Plot of Real Test Network Data

People here might be interested in this little project that I’ll run on the Node.log from the next public test by Maidsafe. It updates every minute, which you should see if you hit refresh in your browser:

http://91.121.173.204/

There is a testing/development function that currently uses a random number generator to create a mock Node.log, adding some IP addresses to it every minute.

Then the script filters the mock Node.log for IP addresses, and then for unique addresses, and then counts them and adds a timestamped entry to a data file that is processed by the (Gnuplot) plotter script.

I have no idea why there are gaps in the plot!

Obviously, the only value of this plot as it stands is to present an upper bound on the IP addresses on the network, since a live Node.log would contain “false positives” of various kinds, such as IPs that had dropped off, or ones that a vault was trying that had never been on the network. Still, it’s a start that can be refined.

I’ll post more detail here in a bit.

It might be of limited use right now, but such live metrics of testnets and production nets, along several dimensions, all in one place for taking in at a glance, would be way cool. SAFE network porn for addicts. :smile: Suggestions welcome for things to measure.

10 Likes

safenet-statistics :heart_eyes: this will become my first bookmarked site (ever)

2 Likes

I like this idea and it has me wonder what each node knows by default.

One obvious option is to see the current Routing Table size

Routing Table size:  27

but there must be more that’s possible. …thinking…

1 Like

I’m running it right now on the current test network and it is not finding any IP addresses in the live Node.log.

Funny… I’m sure I’ve seen IP addresses in there in the past.

Most of the lines in Node.log begin like this

     INFO 17:11:45.787311970

That long number isn’t an IP, as far as I can tell, even though it has nine digits. If it was then I would expect to be able to search for the IPs from the config file (minus dots) but nothing is found. Is that just an arbitrary message identifier? If the vault knows its group by their IPs then where is that information kept?

It’s a timestamp :wink:

4 Likes

Oh well, for now I’ll have to revamp it to count PeerId names first four digits (which is a more useful metric of number of vaults) instead of IPs.

The lines that say “added ‘blah’ to routing table” can be filtered for ‘blah’ and totalled. With network churn taht should eventually encompass every other node. then have a sliding time window for ones that don’t show up after some time.

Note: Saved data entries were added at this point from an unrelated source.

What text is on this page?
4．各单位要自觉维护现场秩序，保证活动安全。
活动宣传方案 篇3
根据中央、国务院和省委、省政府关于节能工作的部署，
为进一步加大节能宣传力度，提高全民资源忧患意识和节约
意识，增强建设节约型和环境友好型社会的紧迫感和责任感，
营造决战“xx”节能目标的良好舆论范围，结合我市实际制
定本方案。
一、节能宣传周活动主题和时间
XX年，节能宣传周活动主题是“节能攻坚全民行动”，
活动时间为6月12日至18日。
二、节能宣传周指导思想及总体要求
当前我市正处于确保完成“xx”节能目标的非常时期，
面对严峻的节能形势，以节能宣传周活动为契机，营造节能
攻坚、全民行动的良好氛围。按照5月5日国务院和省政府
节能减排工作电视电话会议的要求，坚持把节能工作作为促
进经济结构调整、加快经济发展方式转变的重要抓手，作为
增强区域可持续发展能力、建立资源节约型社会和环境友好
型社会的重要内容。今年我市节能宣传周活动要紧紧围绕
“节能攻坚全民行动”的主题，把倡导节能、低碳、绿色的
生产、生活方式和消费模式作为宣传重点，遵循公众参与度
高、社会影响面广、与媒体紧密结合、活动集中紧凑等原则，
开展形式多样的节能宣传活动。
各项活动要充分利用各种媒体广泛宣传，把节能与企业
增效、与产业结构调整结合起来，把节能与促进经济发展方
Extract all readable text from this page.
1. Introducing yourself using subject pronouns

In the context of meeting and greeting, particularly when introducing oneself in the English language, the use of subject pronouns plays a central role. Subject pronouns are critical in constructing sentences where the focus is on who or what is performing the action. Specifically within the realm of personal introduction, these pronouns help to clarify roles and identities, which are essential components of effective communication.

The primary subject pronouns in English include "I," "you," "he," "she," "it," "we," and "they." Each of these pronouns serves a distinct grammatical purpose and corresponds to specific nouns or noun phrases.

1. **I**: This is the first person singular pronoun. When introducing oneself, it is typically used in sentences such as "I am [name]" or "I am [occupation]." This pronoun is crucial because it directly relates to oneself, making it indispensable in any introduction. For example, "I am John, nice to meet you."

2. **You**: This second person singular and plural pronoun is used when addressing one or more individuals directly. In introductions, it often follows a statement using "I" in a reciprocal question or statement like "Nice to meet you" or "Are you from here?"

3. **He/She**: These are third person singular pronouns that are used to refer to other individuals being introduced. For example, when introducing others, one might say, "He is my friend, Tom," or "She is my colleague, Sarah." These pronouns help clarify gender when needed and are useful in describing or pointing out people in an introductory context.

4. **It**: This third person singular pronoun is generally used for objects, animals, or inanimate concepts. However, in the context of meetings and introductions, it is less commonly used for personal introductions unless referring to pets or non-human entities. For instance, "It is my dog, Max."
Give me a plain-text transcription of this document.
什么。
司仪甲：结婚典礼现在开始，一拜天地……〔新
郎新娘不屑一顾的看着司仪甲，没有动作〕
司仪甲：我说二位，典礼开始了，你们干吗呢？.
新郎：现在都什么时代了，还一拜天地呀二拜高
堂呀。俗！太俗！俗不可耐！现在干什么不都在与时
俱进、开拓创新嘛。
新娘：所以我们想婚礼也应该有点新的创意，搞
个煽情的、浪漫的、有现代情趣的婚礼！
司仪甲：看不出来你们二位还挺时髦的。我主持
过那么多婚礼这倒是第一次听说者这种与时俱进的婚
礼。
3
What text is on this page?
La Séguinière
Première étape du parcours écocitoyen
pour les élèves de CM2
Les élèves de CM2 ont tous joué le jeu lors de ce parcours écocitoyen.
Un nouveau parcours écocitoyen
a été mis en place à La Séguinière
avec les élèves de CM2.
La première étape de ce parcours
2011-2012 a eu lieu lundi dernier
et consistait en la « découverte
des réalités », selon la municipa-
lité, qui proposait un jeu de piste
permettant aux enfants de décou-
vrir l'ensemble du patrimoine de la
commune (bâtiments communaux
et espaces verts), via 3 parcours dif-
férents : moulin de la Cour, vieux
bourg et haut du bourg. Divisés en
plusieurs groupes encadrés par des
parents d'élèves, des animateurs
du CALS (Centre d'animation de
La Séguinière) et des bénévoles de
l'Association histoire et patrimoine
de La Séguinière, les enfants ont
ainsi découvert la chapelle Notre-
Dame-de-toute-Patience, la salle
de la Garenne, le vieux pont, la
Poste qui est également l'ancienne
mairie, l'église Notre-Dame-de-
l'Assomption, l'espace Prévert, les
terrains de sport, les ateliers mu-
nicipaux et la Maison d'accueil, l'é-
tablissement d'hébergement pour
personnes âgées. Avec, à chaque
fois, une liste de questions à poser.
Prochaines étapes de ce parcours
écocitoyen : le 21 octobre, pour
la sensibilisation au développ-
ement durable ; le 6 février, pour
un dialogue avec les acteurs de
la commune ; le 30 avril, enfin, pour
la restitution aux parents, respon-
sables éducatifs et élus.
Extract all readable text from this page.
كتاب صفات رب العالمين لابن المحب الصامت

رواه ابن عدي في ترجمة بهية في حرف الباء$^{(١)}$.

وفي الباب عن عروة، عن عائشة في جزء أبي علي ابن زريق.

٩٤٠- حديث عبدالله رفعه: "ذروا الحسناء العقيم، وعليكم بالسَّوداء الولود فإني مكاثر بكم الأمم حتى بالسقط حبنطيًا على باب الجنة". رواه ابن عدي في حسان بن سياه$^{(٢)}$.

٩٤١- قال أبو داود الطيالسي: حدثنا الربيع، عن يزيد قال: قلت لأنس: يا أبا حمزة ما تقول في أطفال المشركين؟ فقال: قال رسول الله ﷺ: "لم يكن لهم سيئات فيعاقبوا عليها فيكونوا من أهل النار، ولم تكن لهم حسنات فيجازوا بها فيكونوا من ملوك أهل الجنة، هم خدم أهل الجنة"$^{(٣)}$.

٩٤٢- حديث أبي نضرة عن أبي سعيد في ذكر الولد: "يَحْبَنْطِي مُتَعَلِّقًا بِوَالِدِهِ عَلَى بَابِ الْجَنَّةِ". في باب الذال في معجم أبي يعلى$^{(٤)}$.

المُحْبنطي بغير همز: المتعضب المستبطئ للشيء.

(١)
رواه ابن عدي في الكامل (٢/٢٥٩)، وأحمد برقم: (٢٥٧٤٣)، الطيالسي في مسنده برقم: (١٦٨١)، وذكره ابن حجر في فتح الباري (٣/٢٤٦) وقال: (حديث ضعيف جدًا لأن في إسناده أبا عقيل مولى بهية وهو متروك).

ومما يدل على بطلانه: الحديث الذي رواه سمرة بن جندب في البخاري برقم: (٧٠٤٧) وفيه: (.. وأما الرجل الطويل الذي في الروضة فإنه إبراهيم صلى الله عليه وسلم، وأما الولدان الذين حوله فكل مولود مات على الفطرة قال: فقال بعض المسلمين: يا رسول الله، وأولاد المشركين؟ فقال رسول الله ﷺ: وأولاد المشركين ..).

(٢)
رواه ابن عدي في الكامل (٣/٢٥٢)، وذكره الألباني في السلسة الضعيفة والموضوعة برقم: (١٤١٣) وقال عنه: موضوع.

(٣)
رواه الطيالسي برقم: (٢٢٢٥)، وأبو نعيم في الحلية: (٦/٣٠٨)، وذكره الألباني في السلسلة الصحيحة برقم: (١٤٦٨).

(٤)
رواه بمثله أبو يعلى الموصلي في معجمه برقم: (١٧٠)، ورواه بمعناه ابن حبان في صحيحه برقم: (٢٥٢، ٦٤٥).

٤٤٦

Also, the lines that are marked “stats”

1 Like

This is what I have it doing now… a bit more useful than the zero flatline of before:

http://91.121.173.204/plot.svg

3 Likes

This is the code:

First the shell script:

#! /bin/sh
# plot the number of unique nodes added to the routing table over time

# Count the number of nodes that have been added in Node.log
# and add that number to a data file.

# Create a x-y data set ready for plotting
printf $(date +"%H:%M")" " >> ~/bin/output.dat

# Node that if you are going to use UTC as your timezone then
# you will need to set it beforehand with:
# $ sudo cp /usr/share/zoneinfo/UTC /etc/localtime

grep -o 'Added [0-9,a-f]\{4\}.. to routing table' $1 |\
 grep -o '[0-9,a-f]\{4\}' | sort -n | uniq | wc -l >> ~/bin/output.dat

# Generate the plot image from output.dat
~/bin/plot.gnu

# Copy the plot image to the web folder.
# Note that for this to work you will need to
# grant the user write privileges there.
cp -f ~/bin/plot.svg /var/www/html/

This is the plotter script that is called by the shell script:

#! /usr/bin/gnuplot
# (gnuplot version: 4.6 patchlevel 6)
#
# Plotting the data of ouput.dat

set key noautotitle

# svg
set terminal svg size 1024,768 fname 'Verdana, Helvetica, Arial, sans-serif'\
 fsize '10'
set output '~/bin/plot.svg'

# Axes label
set xlabel 'Time (UTC)'
set ylabel 'No. of Unique Nodes Added to Routing Table'

set title "SAFE TEST 3, 2016-05-17: Unique Nodes Added to Routing Table"\
 font "Arial,14"

# color definitions
set border linewidth 1.5
# set style line 1 lc rgb '#0060ad' lt 1 lw 2 pt 7 ps 1.5 # --- blue

set grid nopolar
set grid xtics nomxtics ytics nomytics noztics nomztics \
 nox2tics nomx2tics noy2tics nomy2tics nocbtics nomcbtics
set grid layerdefault   lt 0 linewidth 0.500,  lt 0 linewidth 0.500

set ytics 10
# I haven't set xtics because gnuplot takes care of it well enough.

set tics scale 1

set xdata time
set timefmt "%H:%M"
set format x "%H:%M"
set xrange ["18:00":"23:59"]
set yrange [50:250]

# set the grid lines
set style line 12 lc rgb 'blue' lt 1 lw 1.5
set style line 13 lc rgb 'blue' lt 1 lw 0.5
set grid xtics ytics mxtics mytics ls 12, ls 13

# set the frequency of the minor tics
set mxtics 6
set mytics 2

plot "~/bin/output.dat" using 1:2

This is what the output.dat file looks like after a few cycles:

18:21 64
18:22 64
18:23 64
18:24 64

This is the crontab:

    */1 * * * * /home/user/bin/run /home/user/safe_vault1/Node.log

Manual usage is (although the cron job normally takes care of it):

    $ ./run ../safe_vault1/Node.log

If you are running safe_vault as a service, as I describe here, then make the argument in the cron job, and the manual usage, point to /opt/safe_vault1/Node.log, or wherever you have installed it. That’s the only change you would need to make, since neither of the two scripts hard-wire that path.

4 Likes

Still getting gaps, due to something stopping and starting, and I just noticed that the time scale is a bit wonky, since there are not 80 minutes in an hour, for example.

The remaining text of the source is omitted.